Describe the workflow you want to enable

As noted in #27037, handling the index of an input container can be hairy. The solution implemented in #27044 works, but it excludes pandas.Series input types. I'd like to modify the logic in the :method:PandasAdapter.create_container so that it checks if the X_original is a pandas.DataFrame or pandas.Series. This would allow transformers that accept 1-dimensional inputs and output 2-dimensional dataframes to persist their indices.

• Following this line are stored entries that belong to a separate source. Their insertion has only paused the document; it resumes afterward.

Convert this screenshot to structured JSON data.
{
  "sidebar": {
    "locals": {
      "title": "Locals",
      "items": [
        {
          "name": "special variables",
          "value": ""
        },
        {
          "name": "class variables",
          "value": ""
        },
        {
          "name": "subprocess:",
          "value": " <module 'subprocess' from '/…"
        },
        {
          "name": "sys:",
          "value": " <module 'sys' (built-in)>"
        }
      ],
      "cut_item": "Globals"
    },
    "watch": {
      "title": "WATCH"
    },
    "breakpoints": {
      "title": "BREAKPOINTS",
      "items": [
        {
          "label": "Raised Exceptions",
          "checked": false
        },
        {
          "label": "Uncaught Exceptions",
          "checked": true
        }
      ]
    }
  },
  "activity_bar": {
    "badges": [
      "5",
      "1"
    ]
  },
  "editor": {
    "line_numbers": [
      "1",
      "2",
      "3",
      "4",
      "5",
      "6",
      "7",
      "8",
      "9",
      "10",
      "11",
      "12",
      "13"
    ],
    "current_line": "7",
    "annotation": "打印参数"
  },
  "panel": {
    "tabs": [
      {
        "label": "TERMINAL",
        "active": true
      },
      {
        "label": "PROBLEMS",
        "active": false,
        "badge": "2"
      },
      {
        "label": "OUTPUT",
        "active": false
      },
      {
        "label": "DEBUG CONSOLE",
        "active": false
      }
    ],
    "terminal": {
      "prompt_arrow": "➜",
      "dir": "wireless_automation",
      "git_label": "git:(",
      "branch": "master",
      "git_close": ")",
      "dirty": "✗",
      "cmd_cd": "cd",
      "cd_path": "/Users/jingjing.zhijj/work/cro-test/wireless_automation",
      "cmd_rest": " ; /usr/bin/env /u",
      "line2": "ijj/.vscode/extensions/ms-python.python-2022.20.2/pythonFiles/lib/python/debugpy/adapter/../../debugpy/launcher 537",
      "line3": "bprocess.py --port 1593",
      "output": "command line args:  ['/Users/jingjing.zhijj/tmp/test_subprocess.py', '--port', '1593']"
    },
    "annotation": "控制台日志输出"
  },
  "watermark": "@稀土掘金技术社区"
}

Describe your proposed solution

I'd like to change line 124 from this:

            elif isinstance(X_original, pd.DataFrame):

To this:

            elif isinstance(X_original, (pd.DataFrame, pd.Series)):

Describe alternatives you've considered, if relevant

User sets the index on their own:

some_series = pd.Series(...)
trf = SomeTransformer().set_output(transform="pandas")
out_frame = trf.fit_transform(some_series).set_index(some_series.index)

Additional context

I recognize most transformers in scikit-learn expect 2-dimensional inputs. But some packages that depend on scikit-learn (like mlxtend) have transformers that transform 1-dimensional input into 2-dimensional output. I believe this would greatly benefit them. See the newly updated TransactionEncoder for an example.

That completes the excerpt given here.